Il film si apre sul letto di morte della moglie del nostro samurai, accompagnata da una narratrice esterna che ne descrive la vicenda e la situazione circostante, senza alcuna presentazione di norma. Viene introdotto Seibei e la sua routine, che si basa sull’alternanza fra lo studio propedeutico per la sua “professione” di samurai e la sua attività domestica, accudendo le figlie, la madre e lavorando i campi, trovandosi spesso costretto a dover rifiutare inviti dei suoi amici per poter adempiere ai suoi compiti. Questa situazione lo porterà a trascurare sé stesso a tal punto da vestirsi di una tunica vecchia e sgualcita e perfino a non curare la propria igiene, con grande disappunto dei suoi colleghi il quale lo porterà ad avere problemi sul posto di lavoro.

La situazione sembra sfuggirgli di mano quando, in suo soccorso, arriva la giovane e bella Tomoe Linuma (Rie Miyazawa), sua amica d’infanzia, che si propone come aiuto in casa con le faccende domestiche e inizia a intrapendere anche un rapporto, quasi materno, con le figlie. Seibei scopre, dal fratello di Tomoe, che la ragazza è sposata ma è riuscita ad ottenere il divorzio poiché il marito alcolizzato non aveva riguardi nei suoi confronti e spesso la maltrattava. Sarà proprio l’incontro di Saibei con il marito di Tomoe, anch’egli samurai, a cambiare le sorti della sua vita.

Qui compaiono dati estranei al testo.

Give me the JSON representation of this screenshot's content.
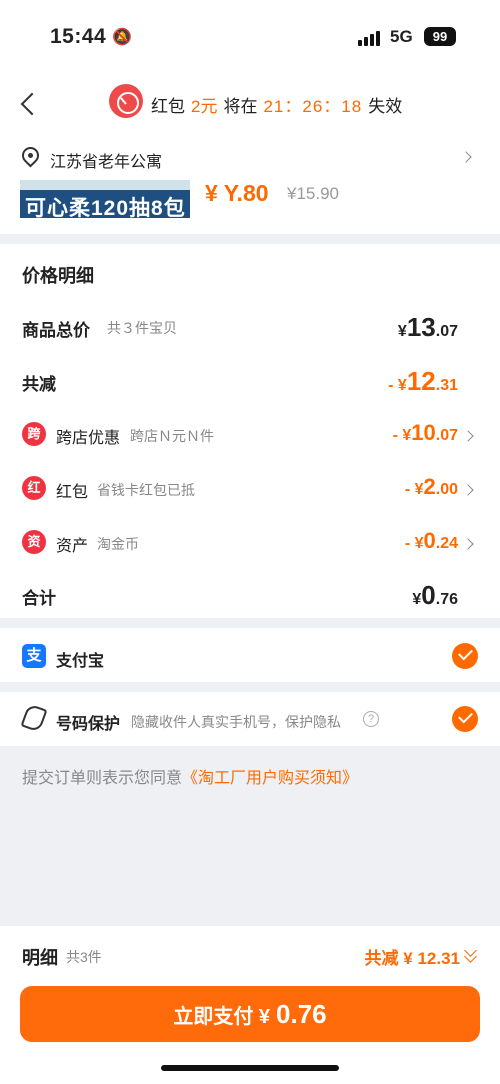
{
  "status_bar": {
    "time": "15:44",
    "network": "5G",
    "battery": "99"
  },
  "header": {
    "redpacket_label": "红包",
    "redpacket_amount": "2元",
    "will_at": "将在",
    "countdown": "21：26：18",
    "expire": "失效"
  },
  "address": {
    "text": "江苏省老年公寓"
  },
  "product": {
    "banner_text": "可心柔120抽8包",
    "price": "¥ Y.80",
    "original_price": "¥15.90"
  },
  "price_detail": {
    "title": "价格明细",
    "goods_total": {
      "label": "商品总价",
      "sub": "共３件宝贝",
      "currency": "¥",
      "int": "13",
      "dec": ".07"
    },
    "total_reduce": {
      "label": "共减",
      "currency": "- ¥",
      "int": "12",
      "dec": ".31"
    },
    "items": [
      {
        "icon": "跨",
        "label": "跨店优惠",
        "sub": "跨店Ｎ元Ｎ件",
        "currency": "- ¥",
        "int": "10",
        "dec": ".07"
      },
      {
        "icon": "红",
        "label": "红包",
        "sub": "省钱卡红包已抵",
        "currency": "- ¥",
        "int": "2",
        "dec": ".00"
      },
      {
        "icon": "资",
        "label": "资产",
        "sub": "淘金币",
        "currency": "- ¥",
        "int": "0",
        "dec": ".24"
      }
    ],
    "total": {
      "label": "合计",
      "currency": "¥",
      "int": "0",
      "dec": ".76"
    }
  },
  "payment": {
    "method": "支付宝",
    "icon_text": "支"
  },
  "protection": {
    "label": "号码保护",
    "sub": "隐藏收件人真实手机号，保护隐私",
    "help": "?"
  },
  "agreement": {
    "text": "提交订单则表示您同意",
    "link": "《淘工厂用户购买须知》"
  },
  "bottom": {
    "detail_label": "明细",
    "count": "共3件",
    "discount": "共减 ¥ 12.31",
    "pay_label": "立即支付 ¥",
    "pay_amount": "0.76"
  },
  "colors": {
    "accent": "#ff6a00",
    "alipay": "#1677ff",
    "red": "#ef3340"
  }
}
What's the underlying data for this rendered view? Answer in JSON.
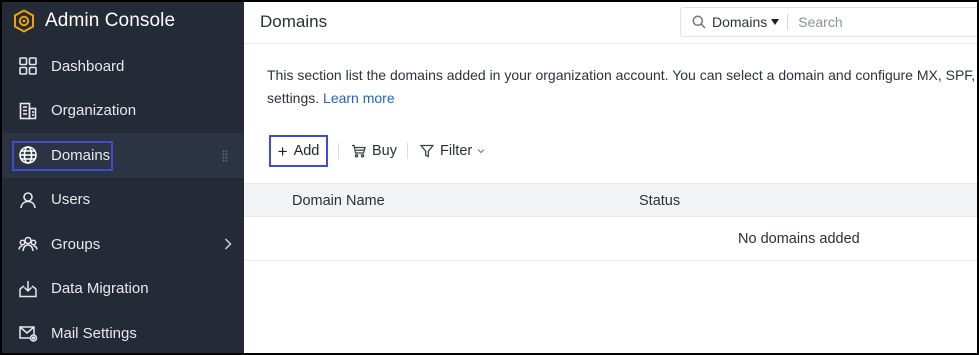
{
  "sidebar": {
    "brand": "Admin Console",
    "items": [
      {
        "label": "Dashboard",
        "icon": "dashboard-icon"
      },
      {
        "label": "Organization",
        "icon": "building-icon"
      },
      {
        "label": "Domains",
        "icon": "globe-icon",
        "active": true
      },
      {
        "label": "Users",
        "icon": "user-icon"
      },
      {
        "label": "Groups",
        "icon": "groups-icon"
      },
      {
        "label": "Data Migration",
        "icon": "migration-icon"
      },
      {
        "label": "Mail Settings",
        "icon": "mail-settings-icon"
      }
    ]
  },
  "header": {
    "title": "Domains",
    "search": {
      "scope": "Domains",
      "placeholder": "Search"
    }
  },
  "main": {
    "description_line1": "This section list the domains added in your organization account. You can select a domain and configure MX, SPF,",
    "description_line2_text": "settings.",
    "learn_more": "Learn more",
    "toolbar": {
      "add": "Add",
      "buy": "Buy",
      "filter": "Filter"
    },
    "table": {
      "columns": [
        "Domain Name",
        "Status"
      ],
      "empty_message": "No domains added"
    }
  },
  "colors": {
    "sidebar_bg": "#242a36",
    "highlight": "#3d4fcf",
    "link": "#2463c6",
    "brand_icon": "#f0a30a"
  }
}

Candidato agli Oscar 2002 come Miglior Film Straniero, “Tasogare Seibei” è un film costituito da pregi e da difetti. Benché agli occidentali non sia usuale essere a contatto con film dall’estremo oriente, quest’ultimo riesce, almeno nell’ambito della regia, a compiere un buon lavoro. E’ sicuramente diverso da ciò che ci si possa aspettare, con miseri combattimenti fra samurai (sostanzialmente due), che più sul lato fisico, si concentrano sul lato psicologico e le diverse difficoltà che un uomo solo, indipendentemente che sia un samurai o meno, deve affrontare.

Tuttavia in diversi momenti la pellicola si presenta piuttosto lenta, portando lo spettatore a pensare se determinate scene o alcuni momenti fossero davvero necessari. Nel complesso, il film si presenta bene, non eccessivamente emozionante, ma neppure eccessivamente sottotono. E’ molto utile per comprendere una dimensione lontana dalla nostra che, nonostante nell’era moderna sia stata molto avvicinata al mondo occidentale, è comunque difficile percepire, riconoscendo limiti e analogie di due culture necessariamente diverse.